Собственно, просьба была излишней. Все уже исчезло в его кармане. Ему даже удалось учтиво склонить голову, пропуская ее.
С главврачом, крупной, суровой женщиной было труднее. Валя сначала даже не успевала уворачиваться от ее вопросов: «Как вы прошли? Почему ко мне? Кто рекомендовал? Откуда узнали?» И т. д. Наконец Валя поймала паузу и стала задавать вопросы сама. Меняла по ходу тон. Добрались до ответов.

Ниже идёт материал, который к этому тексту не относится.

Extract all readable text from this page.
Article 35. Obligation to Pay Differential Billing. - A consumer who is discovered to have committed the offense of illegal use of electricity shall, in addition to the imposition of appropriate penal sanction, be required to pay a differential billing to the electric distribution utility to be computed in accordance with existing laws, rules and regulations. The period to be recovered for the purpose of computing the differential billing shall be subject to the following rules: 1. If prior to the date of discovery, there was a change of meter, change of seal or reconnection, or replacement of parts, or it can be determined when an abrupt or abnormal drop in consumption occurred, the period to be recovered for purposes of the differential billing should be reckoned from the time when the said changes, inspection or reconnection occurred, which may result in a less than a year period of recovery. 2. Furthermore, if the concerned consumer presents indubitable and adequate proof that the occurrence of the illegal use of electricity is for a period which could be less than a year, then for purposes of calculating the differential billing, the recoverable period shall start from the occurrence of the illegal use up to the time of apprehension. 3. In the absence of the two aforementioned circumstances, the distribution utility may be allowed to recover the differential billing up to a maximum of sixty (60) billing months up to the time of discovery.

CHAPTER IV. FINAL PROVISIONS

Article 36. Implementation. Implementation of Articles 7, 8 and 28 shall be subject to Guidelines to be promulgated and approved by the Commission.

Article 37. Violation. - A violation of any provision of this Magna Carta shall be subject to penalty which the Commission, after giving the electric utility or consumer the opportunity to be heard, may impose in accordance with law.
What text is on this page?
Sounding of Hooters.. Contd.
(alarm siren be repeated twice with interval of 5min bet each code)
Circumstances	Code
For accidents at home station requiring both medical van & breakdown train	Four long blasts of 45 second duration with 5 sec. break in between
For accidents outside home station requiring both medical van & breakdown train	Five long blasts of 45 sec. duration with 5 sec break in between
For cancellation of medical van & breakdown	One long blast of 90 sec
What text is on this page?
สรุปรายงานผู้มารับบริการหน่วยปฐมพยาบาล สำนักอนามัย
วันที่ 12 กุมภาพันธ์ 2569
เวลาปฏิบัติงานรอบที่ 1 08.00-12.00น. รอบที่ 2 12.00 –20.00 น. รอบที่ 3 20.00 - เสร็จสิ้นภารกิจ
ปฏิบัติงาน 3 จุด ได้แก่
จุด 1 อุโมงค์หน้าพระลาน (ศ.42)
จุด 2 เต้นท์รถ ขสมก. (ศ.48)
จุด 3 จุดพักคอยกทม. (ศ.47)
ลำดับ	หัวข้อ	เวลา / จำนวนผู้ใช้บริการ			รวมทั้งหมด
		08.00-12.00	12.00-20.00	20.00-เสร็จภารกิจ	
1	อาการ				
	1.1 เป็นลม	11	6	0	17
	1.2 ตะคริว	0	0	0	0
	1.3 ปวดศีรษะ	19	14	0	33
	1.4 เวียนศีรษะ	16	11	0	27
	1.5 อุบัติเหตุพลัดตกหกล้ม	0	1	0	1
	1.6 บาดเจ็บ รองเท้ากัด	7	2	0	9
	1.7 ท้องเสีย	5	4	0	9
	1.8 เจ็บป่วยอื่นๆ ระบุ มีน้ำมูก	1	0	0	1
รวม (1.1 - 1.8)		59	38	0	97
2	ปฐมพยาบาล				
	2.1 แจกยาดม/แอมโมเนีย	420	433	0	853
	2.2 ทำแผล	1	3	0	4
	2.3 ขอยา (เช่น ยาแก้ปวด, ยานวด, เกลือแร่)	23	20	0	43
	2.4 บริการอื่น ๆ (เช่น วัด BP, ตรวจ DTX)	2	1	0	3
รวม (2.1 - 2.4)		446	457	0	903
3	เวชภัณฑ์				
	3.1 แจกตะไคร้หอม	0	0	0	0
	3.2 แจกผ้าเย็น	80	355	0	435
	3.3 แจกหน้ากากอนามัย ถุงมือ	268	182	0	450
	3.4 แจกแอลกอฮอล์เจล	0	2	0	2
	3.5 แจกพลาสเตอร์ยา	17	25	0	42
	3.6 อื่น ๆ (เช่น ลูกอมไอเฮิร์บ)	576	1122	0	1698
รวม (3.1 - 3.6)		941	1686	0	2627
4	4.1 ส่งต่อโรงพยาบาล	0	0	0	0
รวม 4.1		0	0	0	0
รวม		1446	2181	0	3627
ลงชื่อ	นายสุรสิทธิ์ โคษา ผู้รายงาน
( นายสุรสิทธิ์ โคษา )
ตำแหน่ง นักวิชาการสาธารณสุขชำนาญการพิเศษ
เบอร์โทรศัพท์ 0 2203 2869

– Арину не разрешают удочерять. На высшем уровне. Операцию пока не сделали, деньги набирали, а потом… У опекунов возникли проблемы.
– Но ей уже можно делать операцию по состоянию здоровья? Нет противопоказаний?
– Да операция показана ей уже полгода. А девочке все хуже и хуже… Не буду говорить, но тут такие дела… Не до нее сейчас. Но вы учтите, я ничего не говорила, нигде не повторю, и я ничего не решаю. Считай, пропала девка, самой ее жалко.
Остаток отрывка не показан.